La scuola è un luogo pauroso. La scuola è quel posto dove impari fin da piccolo il significato di termini come competizione, ipocrisia, rabbia, frustrazione, ansia, senso di inadeguatezza, bassa autostima. Fin dal primo giorno di scuola ti senti spaesato, fuori posto, un piccolo smile dal sorriso sbagliato e insicuro in mezzo ad altri tuoi simili che presto o tardi ti metteranno i bastoni fra le ruote per un voto migliore del tuo. Ma la scuola non è solo questo, per fortuna, lo sappiamo bene tutti quanti. Eppure, nel concepire The Coma, i programmatori hanno posto l’accento, sotto forma di metafora da “videogame horror”, sulle terribili conseguenze che può avere un sistema scolastico fallimentare sui ragazzi. Parlare di The Coma ad un livello più profondo e meno superficiale di un’analisi del suo mero gameplay a due dimensioni rende davvero giustizia a questo gioco, altrimenti classificabile come l’ennesimo gioco horror di matrice orientale. Una delle principali differenze che possiamo subito constatare riguarda l’ambientazione: la scuola dove avverrà l’intera vicenda non è il classico liceo giapponese, ma un istituto coreano. Fin dalle prime battute è possibile carpire qua e là indizi che suggeriscono la differente visione della Scuola da parte del team coreano confronto ai colleghi giapponesi più blasonati.
Se nei media giapponesi (anime, film, serial, videogames) l’istituto scolastico è considerato un luogo quasi marziale con le sue regole e imposizioni e dove fenomeni come il bullismo vengono smorzati sul nascere grazie ad una ferrea regolamentazione interna, alla Sehwa High School le cose vanno molto diversamente. I ragazzi in fermento per gli esami in vista, che sanciranno “la loro utilità nella società e delineeranno il loro futuro” come si evince da un dialogo fra due png, si ritrovano a fare i conti non solo con i bulli che vessano i più deboli e sensibili, ma anche con un fenomeno molto più diffuso e tristemente noto. Il suicidio. La morte di uno degli studenti poco prima dell’inizio degli esami, che di fatto fornisce l’incipit all’intera vicenda non appena il nostro protagonista giunge a scuola, è un’accusa tutt’altro che velata alle pressioni che il sistema scolastico impone agli alunni.

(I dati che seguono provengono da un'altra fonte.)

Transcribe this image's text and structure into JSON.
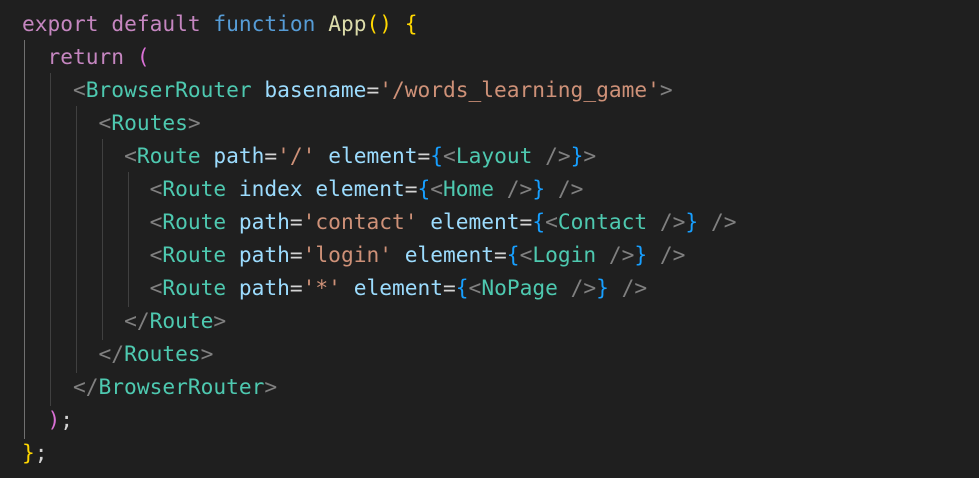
{
  "theme": {
    "background": "#1f1f1f",
    "colors": {
      "keyword": "#c586c0",
      "storage": "#569cd6",
      "function_name": "#dcdcaa",
      "bracket_gold": "#ffd700",
      "bracket_purple": "#da70d6",
      "bracket_blue": "#179fff",
      "tag_punct": "#808080",
      "component": "#4ec9b0",
      "attribute": "#9cdcfe",
      "string": "#ce9178",
      "plain": "#d4d4d4"
    }
  },
  "code_lines": [
    [
      {
        "t": "export",
        "c": "keyword"
      },
      {
        "t": " ",
        "c": "plain"
      },
      {
        "t": "default",
        "c": "keyword"
      },
      {
        "t": " ",
        "c": "plain"
      },
      {
        "t": "function",
        "c": "storage"
      },
      {
        "t": " ",
        "c": "plain"
      },
      {
        "t": "App",
        "c": "function_name"
      },
      {
        "t": "()",
        "c": "bracket_gold"
      },
      {
        "t": " ",
        "c": "plain"
      },
      {
        "t": "{",
        "c": "bracket_gold"
      }
    ],
    [
      {
        "t": "  ",
        "c": "plain"
      },
      {
        "t": "return",
        "c": "keyword"
      },
      {
        "t": " ",
        "c": "plain"
      },
      {
        "t": "(",
        "c": "bracket_purple"
      }
    ],
    [
      {
        "t": "    ",
        "c": "plain"
      },
      {
        "t": "<",
        "c": "tag_punct"
      },
      {
        "t": "BrowserRouter",
        "c": "component"
      },
      {
        "t": " ",
        "c": "plain"
      },
      {
        "t": "basename",
        "c": "attribute"
      },
      {
        "t": "=",
        "c": "plain"
      },
      {
        "t": "'/words_learning_game'",
        "c": "string"
      },
      {
        "t": ">",
        "c": "tag_punct"
      }
    ],
    [
      {
        "t": "      ",
        "c": "plain"
      },
      {
        "t": "<",
        "c": "tag_punct"
      },
      {
        "t": "Routes",
        "c": "component"
      },
      {
        "t": ">",
        "c": "tag_punct"
      }
    ],
    [
      {
        "t": "        ",
        "c": "plain"
      },
      {
        "t": "<",
        "c": "tag_punct"
      },
      {
        "t": "Route",
        "c": "component"
      },
      {
        "t": " ",
        "c": "plain"
      },
      {
        "t": "path",
        "c": "attribute"
      },
      {
        "t": "=",
        "c": "plain"
      },
      {
        "t": "'/'",
        "c": "string"
      },
      {
        "t": " ",
        "c": "plain"
      },
      {
        "t": "element",
        "c": "attribute"
      },
      {
        "t": "=",
        "c": "plain"
      },
      {
        "t": "{",
        "c": "bracket_blue"
      },
      {
        "t": "<",
        "c": "tag_punct"
      },
      {
        "t": "Layout",
        "c": "component"
      },
      {
        "t": " />",
        "c": "tag_punct"
      },
      {
        "t": "}",
        "c": "bracket_blue"
      },
      {
        "t": ">",
        "c": "tag_punct"
      }
    ],
    [
      {
        "t": "          ",
        "c": "plain"
      },
      {
        "t": "<",
        "c": "tag_punct"
      },
      {
        "t": "Route",
        "c": "component"
      },
      {
        "t": " ",
        "c": "plain"
      },
      {
        "t": "index",
        "c": "attribute"
      },
      {
        "t": " ",
        "c": "plain"
      },
      {
        "t": "element",
        "c": "attribute"
      },
      {
        "t": "=",
        "c": "plain"
      },
      {
        "t": "{",
        "c": "bracket_blue"
      },
      {
        "t": "<",
        "c": "tag_punct"
      },
      {
        "t": "Home",
        "c": "component"
      },
      {
        "t": " />",
        "c": "tag_punct"
      },
      {
        "t": "}",
        "c": "bracket_blue"
      },
      {
        "t": " />",
        "c": "tag_punct"
      }
    ],
    [
      {
        "t": "          ",
        "c": "plain"
      },
      {
        "t": "<",
        "c": "tag_punct"
      },
      {
        "t": "Route",
        "c": "component"
      },
      {
        "t": " ",
        "c": "plain"
      },
      {
        "t": "path",
        "c": "attribute"
      },
      {
        "t": "=",
        "c": "plain"
      },
      {
        "t": "'contact'",
        "c": "string"
      },
      {
        "t": " ",
        "c": "plain"
      },
      {
        "t": "element",
        "c": "attribute"
      },
      {
        "t": "=",
        "c": "plain"
      },
      {
        "t": "{",
        "c": "bracket_blue"
      },
      {
        "t": "<",
        "c": "tag_punct"
      },
      {
        "t": "Contact",
        "c": "component"
      },
      {
        "t": " />",
        "c": "tag_punct"
      },
      {
        "t": "}",
        "c": "bracket_blue"
      },
      {
        "t": " />",
        "c": "tag_punct"
      }
    ],
    [
      {
        "t": "          ",
        "c": "plain"
      },
      {
        "t": "<",
        "c": "tag_punct"
      },
      {
        "t": "Route",
        "c": "component"
      },
      {
        "t": " ",
        "c": "plain"
      },
      {
        "t": "path",
        "c": "attribute"
      },
      {
        "t": "=",
        "c": "plain"
      },
      {
        "t": "'login'",
        "c": "string"
      },
      {
        "t": " ",
        "c": "plain"
      },
      {
        "t": "element",
        "c": "attribute"
      },
      {
        "t": "=",
        "c": "plain"
      },
      {
        "t": "{",
        "c": "bracket_blue"
      },
      {
        "t": "<",
        "c": "tag_punct"
      },
      {
        "t": "Login",
        "c": "component"
      },
      {
        "t": " />",
        "c": "tag_punct"
      },
      {
        "t": "}",
        "c": "bracket_blue"
      },
      {
        "t": " />",
        "c": "tag_punct"
      }
    ],
    [
      {
        "t": "          ",
        "c": "plain"
      },
      {
        "t": "<",
        "c": "tag_punct"
      },
      {
        "t": "Route",
        "c": "component"
      },
      {
        "t": " ",
        "c": "plain"
      },
      {
        "t": "path",
        "c": "attribute"
      },
      {
        "t": "=",
        "c": "plain"
      },
      {
        "t": "'*'",
        "c": "string"
      },
      {
        "t": " ",
        "c": "plain"
      },
      {
        "t": "element",
        "c": "attribute"
      },
      {
        "t": "=",
        "c": "plain"
      },
      {
        "t": "{",
        "c": "bracket_blue"
      },
      {
        "t": "<",
        "c": "tag_punct"
      },
      {
        "t": "NoPage",
        "c": "component"
      },
      {
        "t": " />",
        "c": "tag_punct"
      },
      {
        "t": "}",
        "c": "bracket_blue"
      },
      {
        "t": " />",
        "c": "tag_punct"
      }
    ],
    [
      {
        "t": "        ",
        "c": "plain"
      },
      {
        "t": "</",
        "c": "tag_punct"
      },
      {
        "t": "Route",
        "c": "component"
      },
      {
        "t": ">",
        "c": "tag_punct"
      }
    ],
    [
      {
        "t": "      ",
        "c": "plain"
      },
      {
        "t": "</",
        "c": "tag_punct"
      },
      {
        "t": "Routes",
        "c": "component"
      },
      {
        "t": ">",
        "c": "tag_punct"
      }
    ],
    [
      {
        "t": "    ",
        "c": "plain"
      },
      {
        "t": "</",
        "c": "tag_punct"
      },
      {
        "t": "BrowserRouter",
        "c": "component"
      },
      {
        "t": ">",
        "c": "tag_punct"
      }
    ],
    [
      {
        "t": "  ",
        "c": "plain"
      },
      {
        "t": ")",
        "c": "bracket_purple"
      },
      {
        "t": ";",
        "c": "plain"
      }
    ],
    [
      {
        "t": "}",
        "c": "bracket_gold"
      },
      {
        "t": ";",
        "c": "plain"
      }
    ]
  ]
}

L’apparente suicidio del compagno di Youngho, il protagonista che vi ritroverete a muovere fra le ombre dei corridoi della scuola in una dimensione parallela oscura e inquietante, troverà una spiegazione in-game con il proseguire del gioco, ma è chiaro che ci sia molto di più. Durante l’esplorazione dell’istituto, in quella che sembra essere una perenne mezzanotte dove nulla è come sembra e i cadaveri di studenti anonimi cercheranno di farvi saltare sulla sedia più volte, ci si imbatterà spesso, forse fin troppo, in memo appesi alle pareti delle aule o post it lasciati sui banchi. Confessioni e segreti da parte di studenti e professori, alcuni decisamente a tinte forti e che faranno emergere il marcio dietro la facciata di una scuola perfetta ed apparentemente immacolata, fiore all’occhiello della città coreana dove è ambientata la vicenda. The Coma non è un gioco riuscito pienamente, perché pecca proprio lì dove dovrebbe dare di più ad un giocatore che intende giocare per divertirsi, ovvero il sistema di comandi, a volte poco intuitivi. E non aiuta la frettolosa conclusione (?) con cui scriveremo la parola Fine alla nostra avventura, però credo che il punto di forza sia un altro, ed è costituito dalla critica pungente nei confronti dell’istituzione scolastica in sé: da quel punto di vista lo scopo è stato, a mio parere, pienamente raggiunto. Non mi addentrerò in un territorio cedevole e pericoloso come le considerazioni personali sul sistema scolastico italiano cogliendo l’occasione rappresentata da questo articolo dedicato ad un videogame, ma se affronteremo The Coma andando un po’più in là della semplice avventura Scappa-Dal-Mostro-Trova-Gli-Indizi allora vivremo un’esperienza soddisfacente, in primis. Se poi ci faremo qualche domanda in più su fenomeni come bullismo, nonnismo e vessazioni varie, da sempre presenti e tollerati con nonchalance, se non addirittura promossi (“un po’di nonnismo fa sempre bene, tempra lo spirito” come disse qualcuno in un’intervista tempo fa al telegiornale facendomi rabbrividire molto più di Silent Hill 2) allora il Videogioco avrà ancora una volta dimostrato che non è solo un giochino con cui passare il tempo, ma un Media veicolo di Comunicazione a tutti gli effetti.